La méthode de calcul du taux d’endettement différentiel

Il y a trois étapes pour calculer le taux d’endettement différentiel :

  1. Vous devez d’abord calculer le solde investisseur : cela consiste à déduire les charges foncières de vos revenus fonciers. Pour information, vos revenus fonciers doivent être pondérés à 70 % ;
  2. Si vous obtenez un solde positif, vous devez l’ajouter à vos revenus. Dans le cas contraire vous devrez le soustraire aux revenus ;
  3. Enfin, divisez vos mensualités de prêts par votre solde investisseur pour obtenir votre taux d’endettement différentiel.
Exemple
  • Votre salaire est de 3000 € par mois.
  • Vos revenus fonciers totaux (arrondis à 1143 €) pondérés à 70 % sont de 800 € par mois.
  • Vos mensualités de prêt sont de 1000 € par mois.
  • Vos charges foncières sont de 700 € par mois.
  1. Le calcul du solde investisseur : Revenus fonciers - charges foncières soit 800 - 700 = 100 euros (solde positif donc on additionne les revenus).
  2. Revenus + déficit foncier = 3000 + 100 = 3100 €.
  3. Taux d’endettement différentiel : 1000 / 3100 soit 32,25 %.

Avec une méthode de calcul du taux d’endettement classique, celui-ci s'élèverait à 44,7 % :

700 + 1000 / 3000 + 800 x 100 = 44,7 %.

Avec le calcul du taux d’endettement différentiel, vous obtenez un taux d’endettement largement moins élevé et même en dessous du taux maximum de 35 % !

À retenir
  • Le taux d’endettement différentiel était destiné aux investissements locatifs et permettait d’augmenter votre capacité d’emprunt.
  • Très peu d’établissements bancaires utilisaient cette méthode de calcul du taux d'endettement par différentiel.
  • Depuis le 1er septembre 2021, les banques n'ont plus le droit de proposer la méthode de calcul du taux d’endettement différentiel.

Foire aux questions (FAQ)

Quelle est la différence entre le taux d’endettement et le taux d’endettement différentiel ?

Le taux d’endettement différentiel est réservé exclusivement aux emprunteurs qui souhaitent réaliser un investissement locatif.

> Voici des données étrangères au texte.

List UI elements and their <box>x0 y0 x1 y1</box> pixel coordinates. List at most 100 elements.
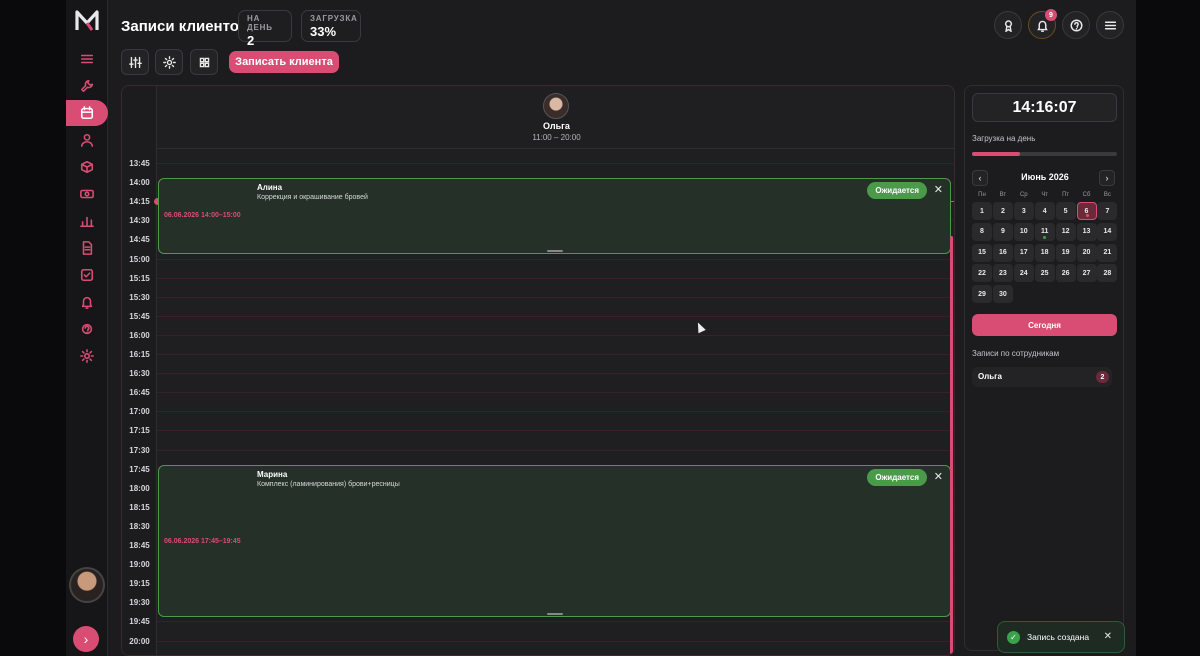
help-button[interactable] <box>1062 11 1090 39</box>
slot-line[interactable] <box>157 334 954 336</box>
calendar-day[interactable]: 9 <box>992 222 1013 241</box>
sidebar-item-products[interactable] <box>77 157 97 177</box>
notifications-button[interactable]: 9 <box>1028 9 1057 39</box>
sidebar-item-finance[interactable] <box>77 184 97 204</box>
help-icon <box>1069 18 1083 32</box>
sidebar-item-clients[interactable] <box>77 130 97 150</box>
stat-load: ЗАГРУЗКА 33% <box>301 10 361 42</box>
close-icon[interactable]: ✕ <box>934 183 943 196</box>
sidebar-item-calendar[interactable] <box>77 103 97 123</box>
calendar-day[interactable]: 3 <box>1013 202 1034 220</box>
calendar-day[interactable]: 13 <box>1076 222 1097 241</box>
calendar-day[interactable]: 29 <box>972 285 992 304</box>
calendar-day[interactable]: 27 <box>1076 264 1097 283</box>
slot-line[interactable] <box>157 258 954 260</box>
slot-line[interactable] <box>157 315 954 317</box>
scrollbar[interactable] <box>950 236 953 654</box>
calendar-day[interactable]: 6 <box>1076 202 1097 220</box>
resize-handle[interactable] <box>547 613 563 616</box>
sidebar-item-services[interactable] <box>77 76 97 96</box>
appointment-status-badge[interactable]: Ожидается <box>867 182 927 200</box>
sidebar-item-settings[interactable] <box>77 346 97 366</box>
calendar-next-button[interactable]: › <box>1099 170 1115 186</box>
weekday-label: Сб <box>1082 192 1091 198</box>
sidebar-item-support[interactable] <box>77 319 97 339</box>
calendar-day[interactable]: 30 <box>992 285 1013 304</box>
close-icon[interactable]: ✕ <box>1104 631 1112 642</box>
appointment-status-badge[interactable]: Ожидается <box>867 468 927 486</box>
calendar-day[interactable]: 26 <box>1055 264 1076 283</box>
calendar-day[interactable]: 18 <box>1034 243 1055 262</box>
award-button[interactable] <box>994 11 1022 39</box>
sidebar-item-analytics[interactable] <box>77 211 97 231</box>
calendar-day[interactable]: 21 <box>1097 243 1118 262</box>
support-icon <box>81 323 93 335</box>
calendar-day[interactable]: 14 <box>1097 222 1118 241</box>
sidebar-item-documents[interactable] <box>77 238 97 258</box>
schedule-settings-button[interactable] <box>155 49 183 75</box>
sidebar-item-notifications[interactable] <box>77 292 97 312</box>
calendar-day[interactable]: 7 <box>1097 202 1118 220</box>
record-client-button[interactable]: Записать клиента <box>229 51 339 73</box>
time-label: 17:45 <box>129 464 150 474</box>
slot-line[interactable] <box>157 392 954 394</box>
slot-line[interactable] <box>157 449 954 451</box>
calendar-day[interactable]: 28 <box>1097 264 1118 283</box>
slot-line[interactable] <box>157 640 954 642</box>
slot-line[interactable] <box>157 621 954 623</box>
calendar-day[interactable]: 2 <box>992 202 1013 220</box>
time-label: 19:30 <box>129 598 150 608</box>
slot-line[interactable] <box>157 296 954 298</box>
time-label: 14:45 <box>129 235 150 245</box>
calendar-day[interactable]: 17 <box>1013 243 1034 262</box>
staff-header[interactable]: Ольга 11:00 – 20:00 <box>157 86 954 149</box>
calendar-day[interactable]: 19 <box>1055 243 1076 262</box>
time-label: 17:15 <box>129 426 150 436</box>
close-icon[interactable]: ✕ <box>934 470 943 483</box>
sidebar-expand-button[interactable]: › <box>73 626 99 652</box>
slot-line[interactable] <box>157 354 954 355</box>
calendar-day[interactable]: 1 <box>972 202 992 220</box>
calendar-icon <box>80 106 94 120</box>
appointment-datetime: 06.06.2026 17:45–19:45 <box>164 537 241 545</box>
slot-line[interactable] <box>157 277 954 279</box>
grid-view-button[interactable] <box>190 49 218 75</box>
calendar-day[interactable]: 8 <box>972 222 992 241</box>
time-label: 14:30 <box>129 216 150 226</box>
appointment-card[interactable]: Алина Коррекция и окрашивание бровей 06.… <box>158 178 951 255</box>
calendar-day[interactable]: 23 <box>992 264 1013 283</box>
slot-line[interactable] <box>157 163 954 164</box>
user-avatar[interactable] <box>69 567 105 603</box>
calendar-day[interactable]: 5 <box>1055 202 1076 220</box>
calendar-day[interactable]: 25 <box>1034 264 1055 283</box>
appointment-card[interactable]: Марина Комплекс (ламинирования) брови+ре… <box>158 464 951 618</box>
calendar-day-number: 18 <box>1040 249 1049 257</box>
calendar-day[interactable]: 22 <box>972 264 992 283</box>
screen-right-edge <box>1136 0 1200 656</box>
filters-button[interactable] <box>121 49 149 75</box>
resize-handle[interactable] <box>547 250 563 253</box>
calendar-day[interactable]: 24 <box>1013 264 1034 283</box>
appointment-client: Марина <box>257 469 288 479</box>
calendar-day[interactable]: 4 <box>1034 202 1055 220</box>
today-button[interactable]: Сегодня <box>972 314 1117 336</box>
calendar-day[interactable]: 11 <box>1034 222 1055 241</box>
menu-button[interactable] <box>1096 11 1124 39</box>
slot-line[interactable] <box>157 373 954 375</box>
sidebar-item-tasks[interactable] <box>77 265 97 285</box>
logo-icon[interactable] <box>74 8 100 34</box>
staff-summary-row[interactable]: Ольга 2 <box>972 367 1112 387</box>
slot-line[interactable] <box>157 430 954 432</box>
time-label: 15:45 <box>129 311 150 321</box>
calendar-day-number: 29 <box>978 290 986 298</box>
calendar-day[interactable]: 20 <box>1076 243 1097 262</box>
time-label: 16:15 <box>129 350 150 359</box>
calendar-day[interactable]: 16 <box>992 243 1013 262</box>
time-label: 18:30 <box>129 521 150 531</box>
checkbox-icon <box>80 268 94 282</box>
calendar-day[interactable]: 15 <box>972 243 992 262</box>
calendar-day[interactable]: 10 <box>1013 222 1034 241</box>
sidebar-item-menu[interactable] <box>77 49 97 69</box>
slot-line[interactable] <box>157 411 954 413</box>
calendar-day[interactable]: 12 <box>1055 222 1076 241</box>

Cette méthode de calcul en différentiel vous permet de réduire votre taux d’endettement grâce à une meilleure prise en compte de votre situation, vous offrant ainsi davantage de marge de manœuvre !

Quel est le taux d’endettement différentiel maximum ?

À l’instar du taux d'endettement classique, le taux d’endettement différentiel maximum était fixé à 35 % par le HCSF, soit un peu plus du tiers des revenus.